Michael Grupe, executive vice president of research and investor outreach at NAREIT, says that the REIT markets have gone through typical seven-year cycles of growth and decline, usually because of oversupply and market quirks like the late 1990s' tech bubble, which he says sucked all the oxygen out of hard assets like real estate. He believes that the roots of the last REIT decline actually started a year before the 2008 collapse of Lehman Brothers and the cyclical problems were obscured under the cloud of bank chaos.

"There was a two-step decline in the financial crisis," he says. "The initial decline represented typical weakness similar to the past representing fundamental weakness in the economy. The second was about the credit market freezing as a result of the crisis. [REITs] have recovered from March 2009, but they have not fully recovered because there is still economic uncertainty related to the economy."

That brings us to the current market debacle. If the whirlpool is sinking all boats, that might be unfair to REITs, which analysts think are in better shape than the market would suggest. Halle says that in a volatile market, REITs' long lease maturities and lower debt make them good defensive plays.

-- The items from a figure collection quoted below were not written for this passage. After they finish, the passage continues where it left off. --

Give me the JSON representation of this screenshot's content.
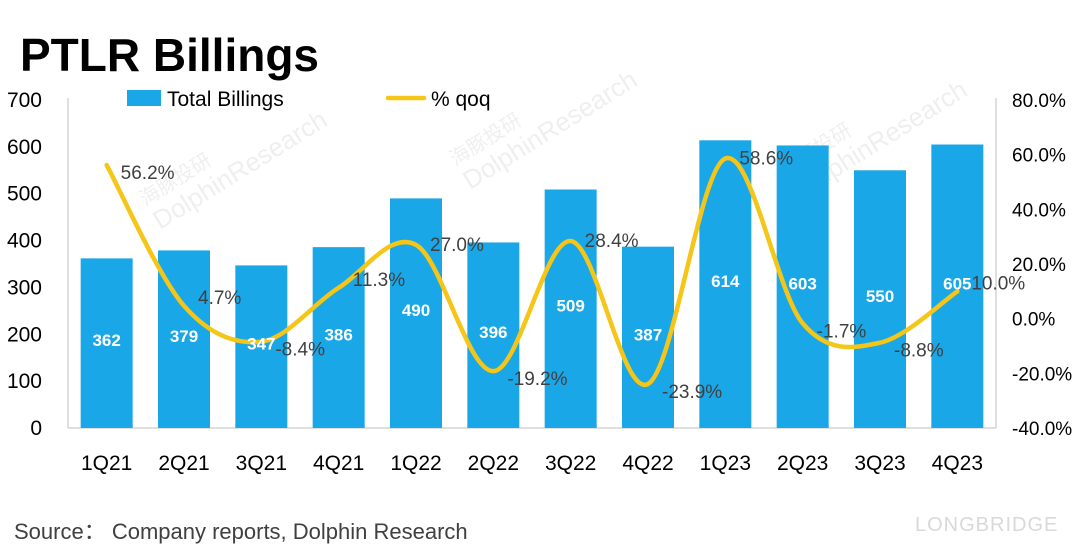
{
  "chart_data": {
    "type": "bar",
    "title": "PTLR Billings",
    "categories": [
      "1Q21",
      "2Q21",
      "3Q21",
      "4Q21",
      "1Q22",
      "2Q22",
      "3Q22",
      "4Q22",
      "1Q23",
      "2Q23",
      "3Q23",
      "4Q23"
    ],
    "series": [
      {
        "name": "Total Billings",
        "type": "bar",
        "axis": "left",
        "color": "#1aa7e8",
        "values": [
          362,
          379,
          347,
          386,
          490,
          396,
          509,
          387,
          614,
          603,
          550,
          605
        ],
        "labels": [
          "362",
          "379",
          "347",
          "386",
          "490",
          "396",
          "509",
          "387",
          "614",
          "603",
          "550",
          "605"
        ]
      },
      {
        "name": "% qoq",
        "type": "line",
        "axis": "right",
        "color": "#f5c518",
        "values": [
          56.2,
          4.7,
          -8.4,
          11.3,
          27.0,
          -19.2,
          28.4,
          -23.9,
          58.6,
          -1.7,
          -8.8,
          10.0
        ],
        "labels": [
          "56.2%",
          "4.7%",
          "-8.4%",
          "11.3%",
          "27.0%",
          "-19.2%",
          "28.4%",
          "-23.9%",
          "58.6%",
          "-1.7%",
          "-8.8%",
          "10.0%"
        ]
      }
    ],
    "ylim": [
      0,
      700
    ],
    "yticks": [
      "0",
      "100",
      "200",
      "300",
      "400",
      "500",
      "600",
      "700"
    ],
    "y2lim": [
      -40,
      80
    ],
    "y2ticks": [
      "-40.0%",
      "-20.0%",
      "0.0%",
      "20.0%",
      "40.0%",
      "60.0%",
      "80.0%"
    ],
    "legend_position": "top",
    "grid": false
  },
  "source": "Source： Company reports, Dolphin Research",
  "watermark": {
    "text_1": "海豚投研",
    "text_2": "DolphinResearch",
    "brand": "LONGBRIDGE"
  }
}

"An important difference between now and 2008 is that many public REITs have significantly delevered their balance sheets, increased coverage ratios and staggered debt maturities," Halle says. "In 2011, the companies, and real estate fundamentals, are stronger and healthier.  We expect the risks of dividend cuts, forced balance sheet deleveraging or impairments should be greatly diminished in the event of a further downturn in the equities market."

Martin says that the REITs' yields and payout ratios will offer some downside protection if prices fall and says that a study he's working on suggests that they outperform in periods of low GDP and low interest rates. He also thinks the recent downturn has shaved down valuations enough to make REITs even more attractive from a yield standpoint.

"It's providing opportunities," he says of the August maelstrom. "I want to wade back in. Up until a couple of weeks ago, the REITs in our opinion were trading 15% to 20% above fair value. Many of them have come back to trading at or below fair value."